The conventional model deals with a regular two-dimensional lattice of dimension $n_x \times n_y$, whose sites, labeled by integer coordinates ${\bf u} = (x,y)$, are occupied by spins $s({\bf u})$. A spin takes on only two values, namely $\pm 1$. The hamiltonian for the system takes into account only nearest-neighbor interactions:

$$H_{nn} = -\sum_{({\bf u},{\bf v})}s({\bf u}) s({\bf v})$$

where the sum is over all unique nearest neighbor pairs of sites ${\bf u},{\bf v}$ on the lattice. That is, if two neighboring spins have the same orientation, they contribute $-1$ to the energy, and if they have opposite orientation, $+1$. Thus it is energetically favorable for all the spins to point in the same direction. The degenerate minimum energy configuration has all spins either $+1$ or $-1$. If we think of the spins as magnetic dipoles, we have a toy model of a ferromagnet with only two directions of magnetization, namely, up and down. The ground state describes a completely magnetized system. In our treatment we use periodic boundary conditionsin both directions. That is, the spin at $x = 0$ has left and right neighbors at $x = n_x - 1$ and $x = 1$, and similarly in $y$. The topology is then equivalent to a torus.

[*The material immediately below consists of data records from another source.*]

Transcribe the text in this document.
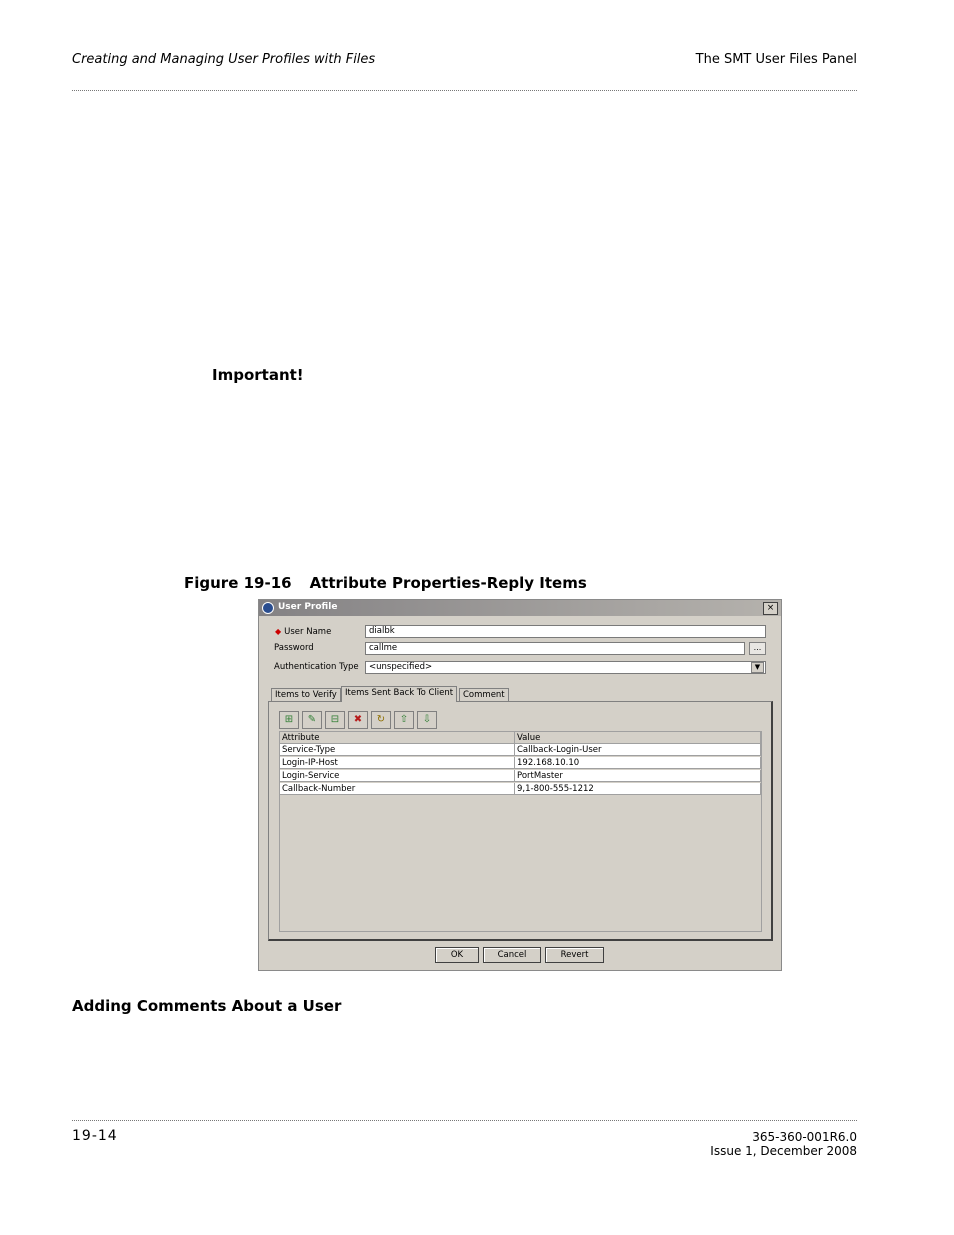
Creating and Managing User Profiles with Files	The SMT User Files Panel
Important!
Figure 19-16 Attribute Properties-Reply Items
User Profile	×
◆ User Name	dialbk
Password	callme	...
Authentication Type	<unspecified>	▼
Items to Verify Items Sent Back To Client	Comment
⊞	✎	⊟	✖	↻	⇧	⇩
Attribute	Value
Service-Type	Callback-Login-User
Login-IP-Host	192.168.10.10
Login-Service	PortMaster
Callback-Number	9,1-800-555-1212
OK	Cancel	Revert
Adding Comments About a User
19-14	365-360-001R6.0
Issue 1, December 2008
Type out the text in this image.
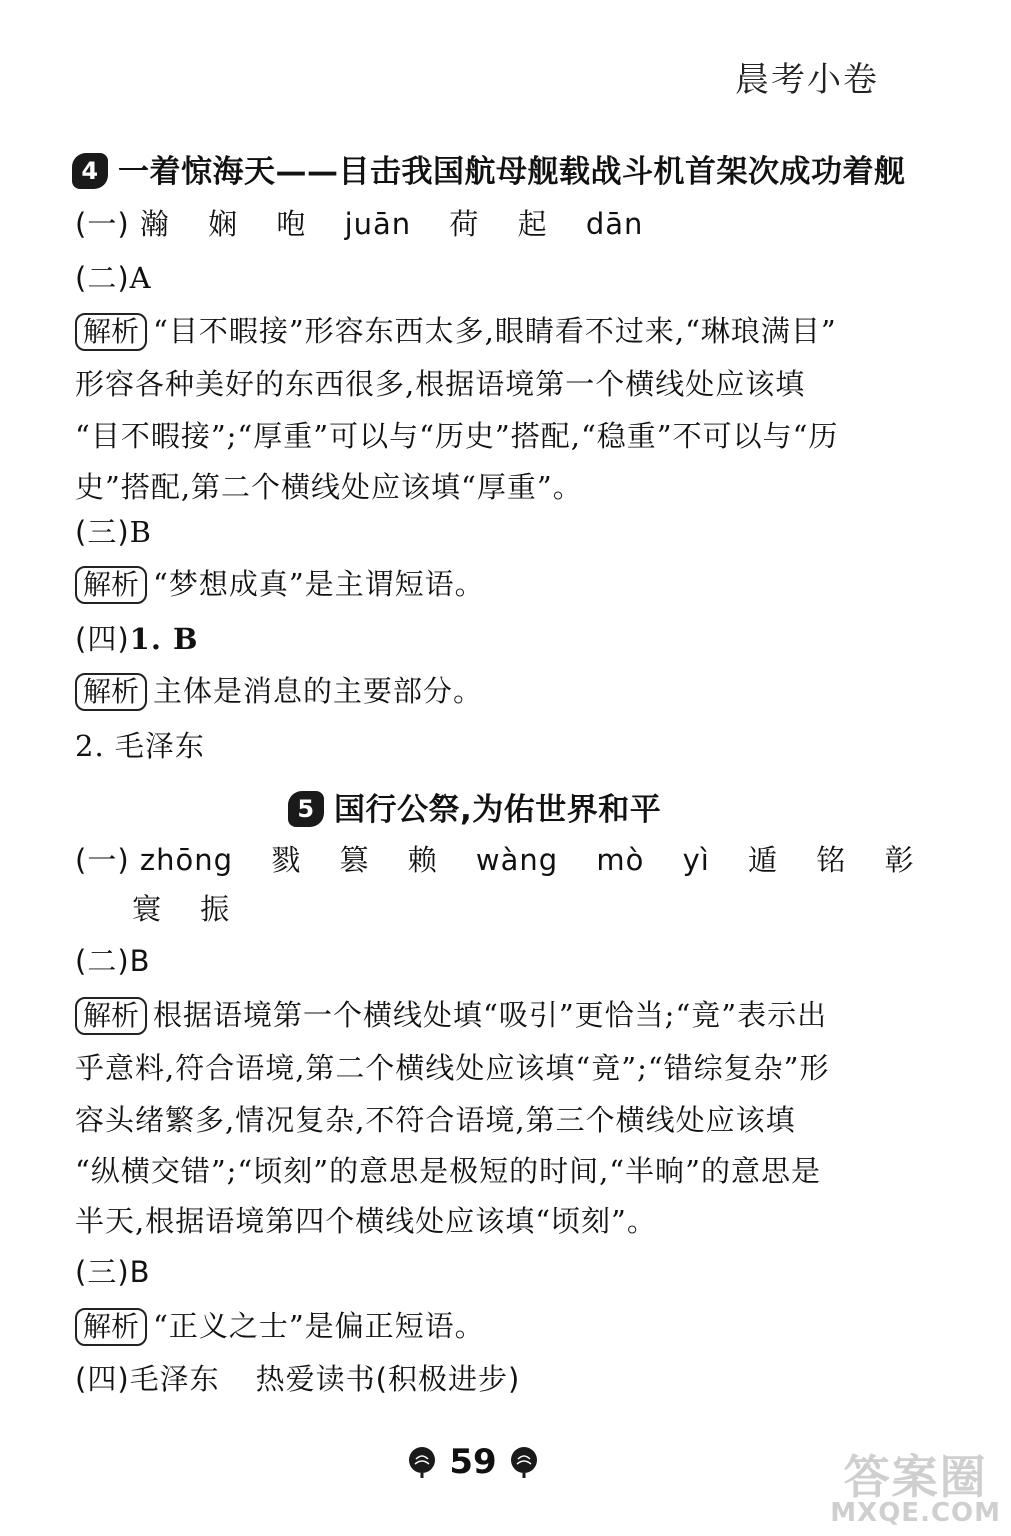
晨考小卷
4 一着惊海天——目击我国航母舰载战斗机首架次成功着舰
(一) 瀚 娴 咆 juān 荷 起 dān
(二)A
解析 “目不暇接”形容东西太多,眼睛看不过来,“琳琅满目”
形容各种美好的东西很多,根据语境第一个横线处应该填
“目不暇接”;“厚重”可以与“历史”搭配,“稳重”不可以与“历
史”搭配,第二个横线处应该填“厚重”。
(三)B
解析 “梦想成真”是主谓短语。
(四)1. B
解析 主体是消息的主要部分。
2. 毛泽东
5 国行公祭,为佑世界和平
(一) zhōng 戮 篡 赖 wàng mò yì 遁 铭 彰
寰 振
(二)B
解析 根据语境第一个横线处填“吸引”更恰当;“竟”表示出
乎意料,符合语境,第二个横线处应该填“竟”;“错综复杂”形
容头绪繁多,情况复杂,不符合语境,第三个横线处应该填
“纵横交错”;“顷刻”的意思是极短的时间,“半晌”的意思是
半天,根据语境第四个横线处应该填“顷刻”。
(三)B
解析 “正义之士”是偏正短语。
(四)毛泽东 热爱读书(积极进步)
59	答案圈
MXQE.COM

Notice that the hamiltonian has no momentum or kinetic energy, so the spins do not move. However, we will still use it to study the statistical mechanical properties of the system, assuming tacitly that there are mechanisms that allow spins to flip, but we needn't elaborate on them.

We can also introduce an external magnetic field of strength $h$ by adding the term

$$H = H_{nn} - \sum_{{\bf u}}h s({\bf u})$$

so that a positive field tends to align the spins in the $+1$ direction. Such a field breaks the degeneracy of the ground state.